SQL Articles

SQL query to delete duplicate rows


Create a table EmpDtl1 with some duplicate rows as shown below to understand different methods of delete duplicate rows.


    create table EmpDup(empid int,name varchar(20))

    insert into EmpDup values(1,'Andy')
    insert into EmpDup values (1,'Andy')
    insert into EmpDup values (2,'Chris')
    insert into EmpDup values(3,'Bill')
    insert into EmpDup values(3,'Bill')
    insert into EmpDup values (3,'Bill')       
    
Employee table with duplicate rows

User Name "Andy" repeated 2 times and User Name "Bill" repeated 3 times. See above picture.

Following are the 3 different methods for deleting duplicate rows.

Method 1:

Insert the distinct rows from the duplicate rows table to new temporary table. Then delete all the data from duplicate rows  table then insert all data from temporary table which has no duplicates as shown below.

       select distinct * into #tmp From EmpDup
       delete from EmpDup
       insert into EmpDup                
       select * from #tmp drop table #tmp
	
       select * from EmpDup
    

Output:

After delete duplicate rows

Method 2:

If you want to consider only few columns in a table for duplication criteria to delete rows then Method1 doesn't work. In our example assume if EMDup has one more column "hobbies" extra apart from empid , name but you want to delete duplicate records if empid and name are repeated irrespective of "hobbies" data column, in this case Method1 will not work and follow "Method2".

Delete duplicate rows using Common Table Expression(CTE)

   With CTE_Duplicates as
   (select empid,name , row_number() over(partition by empid,name order by empid,name ) rownumber 
   from EmpDup  )
   delete from CTE_Duplicates where rownumber!=1
   

In above query, the function row_number generates a row number in each row for the same empid,name group of result set. See screenshot of CTE table CTE_Duplicates. If row number is greater than 1 means it is a duplicate row and to be deleted. The query "delete from CTE_Duplicates where rownumber!=1" will delete the duplicate rows from table EmpDup.

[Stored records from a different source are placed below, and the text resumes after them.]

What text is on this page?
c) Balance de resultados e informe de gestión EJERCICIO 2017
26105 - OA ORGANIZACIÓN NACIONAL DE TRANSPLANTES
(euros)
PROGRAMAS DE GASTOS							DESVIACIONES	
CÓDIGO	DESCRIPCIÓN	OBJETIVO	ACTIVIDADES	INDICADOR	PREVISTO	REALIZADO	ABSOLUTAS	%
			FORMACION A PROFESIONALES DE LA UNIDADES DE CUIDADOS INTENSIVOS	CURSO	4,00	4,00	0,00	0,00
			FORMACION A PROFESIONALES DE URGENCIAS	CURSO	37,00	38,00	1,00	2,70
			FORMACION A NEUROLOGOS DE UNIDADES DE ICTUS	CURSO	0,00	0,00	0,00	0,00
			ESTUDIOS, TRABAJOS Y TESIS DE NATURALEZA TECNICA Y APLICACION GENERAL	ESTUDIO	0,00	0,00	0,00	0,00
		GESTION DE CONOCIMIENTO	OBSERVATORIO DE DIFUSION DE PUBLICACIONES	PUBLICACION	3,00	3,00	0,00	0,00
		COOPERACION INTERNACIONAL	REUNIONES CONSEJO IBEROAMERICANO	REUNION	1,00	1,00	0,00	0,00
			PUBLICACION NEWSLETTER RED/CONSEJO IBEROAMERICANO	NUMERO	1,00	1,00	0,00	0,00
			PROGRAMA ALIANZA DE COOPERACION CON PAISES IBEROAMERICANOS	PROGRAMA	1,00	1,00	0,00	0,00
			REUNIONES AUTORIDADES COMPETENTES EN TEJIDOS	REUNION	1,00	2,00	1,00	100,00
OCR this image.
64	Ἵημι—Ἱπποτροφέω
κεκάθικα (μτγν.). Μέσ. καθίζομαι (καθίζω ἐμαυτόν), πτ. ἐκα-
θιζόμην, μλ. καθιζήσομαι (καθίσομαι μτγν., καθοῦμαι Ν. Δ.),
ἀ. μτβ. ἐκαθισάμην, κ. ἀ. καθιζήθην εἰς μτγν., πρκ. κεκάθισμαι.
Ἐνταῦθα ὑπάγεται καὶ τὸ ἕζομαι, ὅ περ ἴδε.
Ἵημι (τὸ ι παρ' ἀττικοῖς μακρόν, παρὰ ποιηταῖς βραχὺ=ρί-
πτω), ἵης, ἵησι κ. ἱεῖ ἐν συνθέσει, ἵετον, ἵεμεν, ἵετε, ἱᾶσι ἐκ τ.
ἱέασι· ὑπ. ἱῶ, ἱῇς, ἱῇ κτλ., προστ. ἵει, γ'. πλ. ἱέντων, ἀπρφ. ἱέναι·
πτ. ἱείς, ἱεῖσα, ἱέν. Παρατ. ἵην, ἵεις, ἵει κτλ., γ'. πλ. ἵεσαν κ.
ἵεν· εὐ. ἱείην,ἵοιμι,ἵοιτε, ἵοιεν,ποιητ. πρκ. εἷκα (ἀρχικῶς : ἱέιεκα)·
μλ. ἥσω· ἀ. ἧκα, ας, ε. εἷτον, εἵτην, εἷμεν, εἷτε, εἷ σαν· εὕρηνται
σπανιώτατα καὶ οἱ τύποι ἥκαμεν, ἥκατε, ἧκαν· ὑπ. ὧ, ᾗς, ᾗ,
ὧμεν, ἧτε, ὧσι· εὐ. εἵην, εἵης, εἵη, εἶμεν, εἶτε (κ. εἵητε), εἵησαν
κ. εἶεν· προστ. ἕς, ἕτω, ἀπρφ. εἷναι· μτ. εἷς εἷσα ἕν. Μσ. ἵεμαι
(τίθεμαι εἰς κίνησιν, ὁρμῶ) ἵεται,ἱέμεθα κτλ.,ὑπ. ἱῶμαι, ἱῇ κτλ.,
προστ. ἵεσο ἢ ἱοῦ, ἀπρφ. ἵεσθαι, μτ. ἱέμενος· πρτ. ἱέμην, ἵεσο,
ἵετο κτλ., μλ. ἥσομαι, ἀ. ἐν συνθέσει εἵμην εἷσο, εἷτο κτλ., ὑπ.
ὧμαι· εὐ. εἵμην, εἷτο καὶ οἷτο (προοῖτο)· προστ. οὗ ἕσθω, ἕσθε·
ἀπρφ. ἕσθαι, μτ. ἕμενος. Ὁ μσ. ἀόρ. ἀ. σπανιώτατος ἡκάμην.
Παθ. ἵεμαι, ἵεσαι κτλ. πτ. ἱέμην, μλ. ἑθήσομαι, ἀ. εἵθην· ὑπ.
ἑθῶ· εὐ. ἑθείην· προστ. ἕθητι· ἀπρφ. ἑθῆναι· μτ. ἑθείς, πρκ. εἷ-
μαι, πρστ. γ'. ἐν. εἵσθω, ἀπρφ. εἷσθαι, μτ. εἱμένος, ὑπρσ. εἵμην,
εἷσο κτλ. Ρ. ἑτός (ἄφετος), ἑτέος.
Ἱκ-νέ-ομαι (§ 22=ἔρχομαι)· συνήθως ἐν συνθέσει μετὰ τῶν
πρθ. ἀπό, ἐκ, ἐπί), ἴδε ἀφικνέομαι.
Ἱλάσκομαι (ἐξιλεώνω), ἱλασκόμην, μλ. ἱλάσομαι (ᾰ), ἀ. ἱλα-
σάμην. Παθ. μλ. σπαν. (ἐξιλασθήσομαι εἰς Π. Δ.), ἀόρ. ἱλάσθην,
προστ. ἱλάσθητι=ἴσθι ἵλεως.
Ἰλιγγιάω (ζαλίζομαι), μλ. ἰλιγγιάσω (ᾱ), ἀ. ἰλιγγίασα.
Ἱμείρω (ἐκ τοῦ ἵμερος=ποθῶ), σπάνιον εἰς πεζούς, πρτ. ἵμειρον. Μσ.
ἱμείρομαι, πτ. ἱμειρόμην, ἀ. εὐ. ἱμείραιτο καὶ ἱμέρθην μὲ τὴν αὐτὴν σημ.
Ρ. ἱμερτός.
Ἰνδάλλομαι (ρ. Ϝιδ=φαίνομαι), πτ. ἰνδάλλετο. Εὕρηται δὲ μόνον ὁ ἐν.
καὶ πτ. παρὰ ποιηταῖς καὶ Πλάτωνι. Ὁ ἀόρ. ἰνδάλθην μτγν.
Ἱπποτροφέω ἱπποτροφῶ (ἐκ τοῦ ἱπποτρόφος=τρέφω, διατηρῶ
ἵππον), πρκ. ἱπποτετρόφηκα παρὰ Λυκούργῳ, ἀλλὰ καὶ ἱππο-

Delete duplicate rows using CTE

Understanding CTE query is bit difficult so if you still don't understand how CTE is working, no worries see Method3 same job but different approach.

To understand how CTE works in depth , see my article on CTE here

Method 3:

There are two methods here to delete duplicates they are using "group by" and "Rank()"

Using "group by and min()":

Add an identity column to the duplicate table as a serial number that acts as a row unique identifier(auto incremental ascending order). Left join EmpDup table with aliasing table "T" which has lowest "sno" from each duplicates sets. From the result of left join, if T.sno is null means it is a duplicate and to be deleted.

See below example with query and screenshot.

Note: If you have ID column in your duplicate table then no need to add serial number column then delete later as shown in our example.

	    alter table EmpDup add  sno int identity(1,1)
	
	    delete E from EmpDup E
	    left join
	    (select min(sno) sno From EmpDup group by empid,name ) T on E.sno=T.sno
	    where T.sno is null

	    alter table EmpDup 
	    drop  column sno		   
    
Delete duplicates using group by and min()

Using "Rank()":

Add an identity column to the table as a serial number that acts as a row unique identifier(auto incremental ascending order).Then get the Rank against each empid,name based on serial number. If Rank is greater than 1 means it is a duplicate row and to be deleted. After deleting the duplicate rows, remove the identity column which is used for rank. See the below example.

Note: If you have ID column in your duplicate table then no need to add serial number column then delete later as shown in our example.

    alter table EmpDup add  sno int identity(1,1)

    delete E
    from  EmpDup E
    inner join
    (select *,
    RANK() OVER ( PARTITION BY empid,name ORDER BY sno DESC )rank
    From EmpDup )T on E.sno=t.sno
    where T.Rank>1

    alter table EmpDup 
    drop  column sno
    
Delete duplicates using Rank

Click here to know how RANK() works.

If you feel this query is little difficult to understand then use following query, same logic but in different way! that is instead of using "INNER JOIN" to delete duplicates(above query) use "IN" statement in query.

    alter table EmpDup add  sno int identity(1,1)
    delete from EmpDup where sno in
    (
    select sno from (
    select *,
    RANK() OVER ( PARTITION BY empid,name ORDER BY sno DESC )rank
    From EmpDup
    )T
    where rank>1
    )

    alter table EmpDup 
    drop  column sno
    

Use any one of above 3 methods to delete duplicate rows

Good to know about other scenarios of deleting duplicates:

If you want to delete duplicates of a  particular ID(here empid) then use"Delete Top( )" clause as shown below

    delete top(2) From EmpDup where empid=2
OR
    delete top(select count(*)-1 From EmpDup x where x.empid=2) From EmpDup where empid=2
    

If you want to delete all the rows if the selected columns repeated more than 1 time then use below query.

Query to delete 3 duplicated rows (in our example table) or repeated more than 1 time using "GROUP BY" clause.

       delete from EmpDup where EmpID in(select EmpID from EmpDup group by EmpId having
      count(*) >1)